Of course, the Dune saga is set some 20 millennia in the future, and it’s not unreasonable to suppose that by then humans will have travelled to every corner of space. But still, you have to wonder where all the other indigenous races are. With the exception of the sandworms on Arrakis, and one or two other fleeting examples, we see very few.
Could it be that our species is the principal indigenous race in the Universe – that Homo sapiens, or something close to it, has evolved independently on multiple other worlds?
The late evolutionary biologist Stephen J Gould found this idea preposterous. He argued that if you re-ran evolution here on Earth – never mind on some bonkers planet 300 light-years away – then the probability of getting humans a second time round is vanishingly small. His reasoning was that evolution is driven by random sets of genetic mutations, modulated by random environmental effects, such as mass extinctions, and that it would be extremely rare for the exact same set of effects to crop up twice.
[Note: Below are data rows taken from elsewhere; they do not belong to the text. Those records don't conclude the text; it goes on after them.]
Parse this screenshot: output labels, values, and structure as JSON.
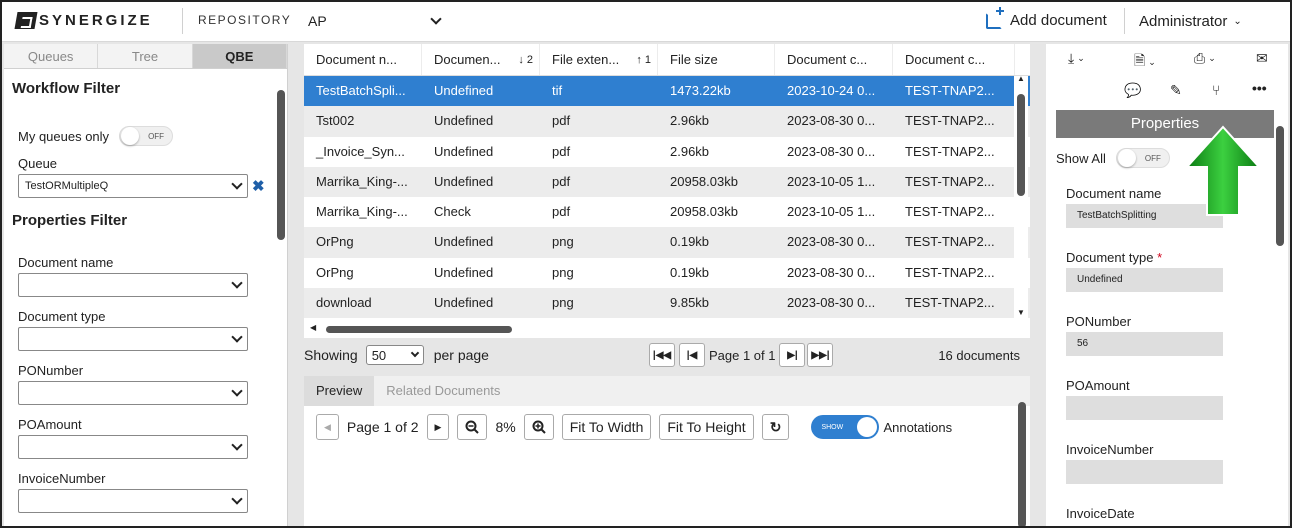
{
  "header": {
    "logo_text": "SYNERGIZE",
    "repository_label": "REPOSITORY",
    "repository_value": "AP",
    "add_document": "Add document",
    "user": "Administrator"
  },
  "left_panel": {
    "tabs": [
      "Queues",
      "Tree",
      "QBE"
    ],
    "active_tab": "QBE",
    "workflow_filter_title": "Workflow Filter",
    "my_queues_label": "My queues only",
    "my_queues_toggle": "OFF",
    "queue_label": "Queue",
    "queue_value": "TestORMultipleQ",
    "properties_filter_title": "Properties Filter",
    "fields": [
      {
        "label": "Document name",
        "value": ""
      },
      {
        "label": "Document type",
        "value": ""
      },
      {
        "label": "PONumber",
        "value": ""
      },
      {
        "label": "POAmount",
        "value": ""
      },
      {
        "label": "InvoiceNumber",
        "value": ""
      }
    ]
  },
  "grid": {
    "columns": [
      {
        "label": "Document n...",
        "sort": ""
      },
      {
        "label": "Documen...",
        "sort": "↓ 2"
      },
      {
        "label": "File exten...",
        "sort": "↑ 1"
      },
      {
        "label": "File size",
        "sort": ""
      },
      {
        "label": "Document c...",
        "sort": ""
      },
      {
        "label": "Document c...",
        "sort": ""
      }
    ],
    "rows": [
      [
        "TestBatchSpli...",
        "Undefined",
        "tif",
        "1473.22kb",
        "2023-10-24 0...",
        "TEST-TNAP2..."
      ],
      [
        "Tst002",
        "Undefined",
        "pdf",
        "2.96kb",
        "2023-08-30 0...",
        "TEST-TNAP2..."
      ],
      [
        "_Invoice_Syn...",
        "Undefined",
        "pdf",
        "2.96kb",
        "2023-08-30 0...",
        "TEST-TNAP2..."
      ],
      [
        "Marrika_King-...",
        "Undefined",
        "pdf",
        "20958.03kb",
        "2023-10-05 1...",
        "TEST-TNAP2..."
      ],
      [
        "Marrika_King-...",
        "Check",
        "pdf",
        "20958.03kb",
        "2023-10-05 1...",
        "TEST-TNAP2..."
      ],
      [
        "OrPng",
        "Undefined",
        "png",
        "0.19kb",
        "2023-08-30 0...",
        "TEST-TNAP2..."
      ],
      [
        "OrPng",
        "Undefined",
        "png",
        "0.19kb",
        "2023-08-30 0...",
        "TEST-TNAP2..."
      ],
      [
        "download",
        "Undefined",
        "png",
        "9.85kb",
        "2023-08-30 0...",
        "TEST-TNAP2..."
      ]
    ],
    "selected_row": 0
  },
  "pager": {
    "showing_label": "Showing",
    "per_page_value": "50",
    "per_page_label": "per page",
    "page_text": "Page 1 of 1",
    "total": "16 documents"
  },
  "preview": {
    "tabs": [
      "Preview",
      "Related Documents"
    ],
    "page_text": "Page 1 of 2",
    "zoom": "8%",
    "fit_width": "Fit To Width",
    "fit_height": "Fit To Height",
    "show_toggle": "SHOW",
    "annotations_label": "Annotations"
  },
  "right_panel": {
    "title": "Properties",
    "show_all_label": "Show All",
    "show_all_toggle": "OFF",
    "fields": [
      {
        "label": "Document name",
        "value": "TestBatchSplitting",
        "required": false
      },
      {
        "label": "Document type",
        "value": "Undefined",
        "required": true
      },
      {
        "label": "PONumber",
        "value": "56",
        "required": false
      },
      {
        "label": "POAmount",
        "value": "",
        "required": false
      },
      {
        "label": "InvoiceNumber",
        "value": "",
        "required": false
      },
      {
        "label": "InvoiceDate",
        "value": "",
        "required": false
      }
    ],
    "required_mark": "*"
  },
  "colors": {
    "accent": "#2f7fd0",
    "arrow": "#1aa020",
    "required": "#d0021b"
  }
}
But it’s a view that’s not universally held. One school of thought, called ‘convergent evolution’, says that random effects eventually average out so that evolution converges, tending to produce similar organisms in any given environment. For example, flight has evolved independently on Earth at least four times – in birds, bats, insects and pterosaurs. Eyes may have evolved as many as 40 times.
One adherent of this view is Prof Simon Conway Morris, of the University of Cambridge. “Convergence is one of the best arguments for Darwinian adaptation, but its sheer ubiquity has not been appreciated,” he says.
“One can say with reasonable confidence that the likelihood of something analogous to a human evolving is really pretty high. And given the number of potential planets that we now have good reason to think exist, even if the dice only come up the right way every 1 in 100 throws, that still leads to a very large number of intelligences scattered around, that are likely to be similar to us.”